Among 50 inpatient notes, human coder extracted 165 unique ICD-10-CM codes. LLMs extracted significantly higher number of unique ICD-10-CM codes than human coder, with Llama 2-70b extracting most (658) and Gemini Advanced the least (221). GPT-4 achieved highest percent agreement with human coder at 15.2%, followed by Claude 3 (12.7%) and GPT-3.5 (12.4%). Cohen's kappa values indicated minimal to no agreement, ranging from -0.02 to 0.01. When focusing on primary diagnosis, Claude 3 achieved highest percent agreement (26%) and kappa value (0.25).
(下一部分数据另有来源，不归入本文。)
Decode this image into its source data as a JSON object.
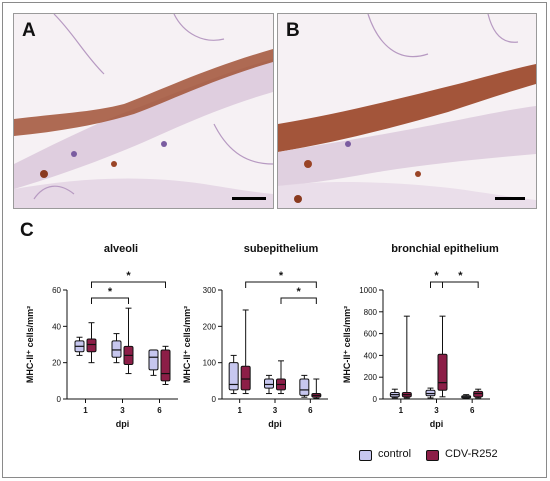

Reasons for discrepancies in extraction of codes varied among LLMs and included extraction of codes for diagnoses not confirmed by providers (60% with GPT-4), extraction of nonspecific codes (25% with GPT-3.5), extraction of codes for signs and symptoms despite presence of more specific diagnosis (22% with Claude 2.1), and hallucinations (35% with Claude 2.1).

CONCLUSION

Current LLMs have poor performance in extraction of ICD-10-CM codes from inpatient notes when compared against the human coder.

摘要

背景

大语言模型(LLMs)在包括医学和法律在内的各个专业领域都展现出了潜力。然而,它们在高度专业化任务中的表现,如从患者病历中提取ICD - 10 - CM编码,仍未得到充分探索。

目的

主要目的是评估和比较不同大语言模型与人工编码员在提取ICD - 10 - CM编码方面的表现。

方法

我们评估了六个大语言模型(GPT - 3.5、GPT - 4、Claude 2.1、Claude 3、Gemini Advanced和Llama 2 - 70b)相对于人工编码员提取ICD - 10 - CM编码的表现。本研究使用了美国健康信息管理协会虚拟实验室中真实患者病例的去识别化住院病历。我们计算了一致性百分比和科恩kappa值,以评估大语言模型与人工编码员之间的一致性。然后,我们在10%的随机子集中确定了大语言模型在编码提取中存在差异的原因。

结果

在50份住院病历中,人工编码员提取了165个唯一的ICD - 10 - CM编码。大语言模型提取的唯一ICD - 10 - CM编码数量显著高于人工编码员,其中Llama 2 - 70b提取的最多(658个),Gemini Advanced提取的最少(221个)。GPT - 4与人工编码员的一致性百分比最高,为15.2%,其次是Claude 3(12.7%)和GPT - 3.5(12.4%)。科恩kappa值表明一致性极小至不存在,范围从 - 0.02到0.01。当关注主要诊断时,Claude 3的一致性百分比最高(26%),kappa值为(0.25)。不同大语言模型在编码提取中存在差异的原因各不相同,包括提取医生未确认诊断的编码(GPT - 4为60%)、提取非特定编码(GPT - 3.5为25%)、尽管存在更具体诊断仍提取体征和症状的编码(Claude 2.1为22%)以及幻觉(Claude 2.1为35%)。

结论

与人工编码员相比,当前大语言模型在从住院病历中提取ICD - 10 - CM编码方面表现不佳。